We aimed to characterize the immune cellular changes in the AD brain driven by aging and distinct APOE alleles by generating a single-cell atlas of immune cells from the brains of AD mice bearing APOE2, APOE3, or APOE4 alleles at distinct ages. Our atlas encompasses mice from 10 weeks of age to ∼2 years of age, an understudied super-elderly state. By combining two global genome-wide modalities across multiple time points in AD progression, we systematically profiled the complex dynamics of the neuroimmune system and leveraged these data to interrogate its emergent biological properties. We identified a population of microglia expressing a signature of inflammatory and stress signaling markers whose frequency was enriched by age and APOE4 genotype. These microglia are present in human AD; exhibit impaired capacity for Aβ clearance; and appear to be key participants in the microglial response to aducanumab, an approved AD treatment.
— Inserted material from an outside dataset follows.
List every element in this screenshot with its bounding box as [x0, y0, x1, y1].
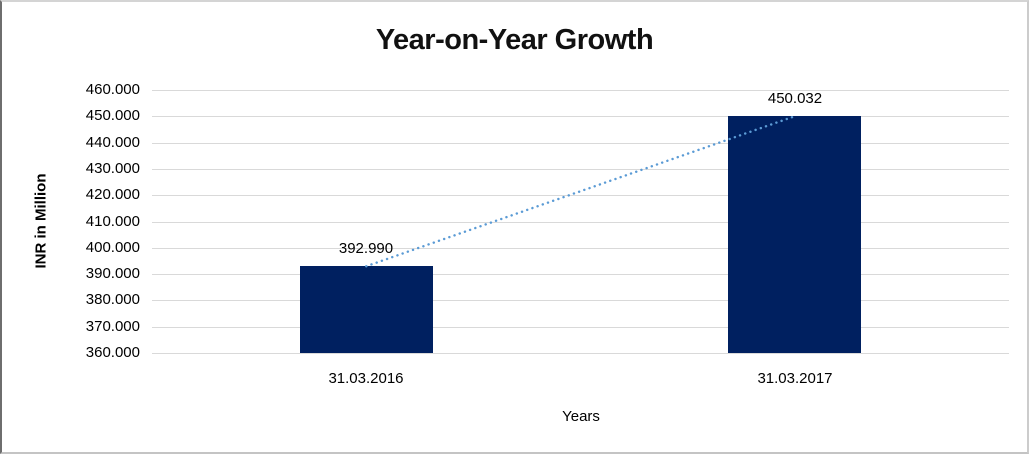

These findings identify a putative exhausted-like state for microglia in AD and a potential target cell for future therapeutic intervention.

Results

Single-cell RNA sequencing identifies a TIM state in AD mice

We crossed 5×FAD mice, a common murine model of AD progression, with mice bearing human APOE2, APOE3, or APOE4 alleles in the murine Apoe locus (hereafter denoted as AD^∗APOE2, AD^∗APOE3, and AD^∗APOE4). We flow-sorted Cd45⁺ cells from the hippocampal and cortical regions of these APOE-homozygote 5×FAD^het mice at 10 and 20 weeks of age, as well as of APOE3– and APOE4-homozygote 5×FAD^het mice aged to 96 weeks (∼2 years, equivalent to a human octogenarian), pooling cells from 3 to 6 mice per group. We then performed 10X single-cell RNA sequencing (scRNA-seq) using either 3′v3 or 5′v2 capture technology, yielding an atlas of 30,868 single cells after filtering and quality control (Figure 1A). We sorted microglia specifically from hippocampal and cortical tissues due to their central roles in AD pathology and progression.^3,21,22,23 Reciprocal principal component analysis mediated integration²⁴ followed by clustering identified 17 clusters, including one major cluster representing ∼80% of single-cell profiles that expressed microglial markers⁸ such as P2ry12 and Tmem119 (Figures 1B and S1A). Subclustering this microglial group generated 20 discrete microglial subpopulations, including clusters corresponding to the disease-associated microglia (DAM) state²⁵ that were identified by high expression of genes such as APOE and Cst7 (Figure 1C). We augmented these 20 clusters by leveraging a k-nearest neighbors (KNN) approach²⁶ to survey the single-cell manifold for small, highly connected groups of cells with unique expression signatures. After hierarchical statistical evaluation, a single high-confidence microcluster of 11 cells expressing a transcriptional program including interleukin (Il)-34 and Ano1 passed thresholding (Figures S1B and S1C). We manually annotated this cluster as Il-34⁺ microglia, arriving at a final set of 21 clusters. To establish that the clusters identified in this pipeline are meaningful and not spurious products of overclustering, we trained a 100-ply random forest classifier on a 4-fold cross-validation scheme over 25 iterations on the raw count data from each cluster, using the classifier to produce a pairwise confusion matrix between each combination of microglial subclusters. Cells were rarely misassigned by this classifier (Figure S1D), supporting the final clustering generated by this approach.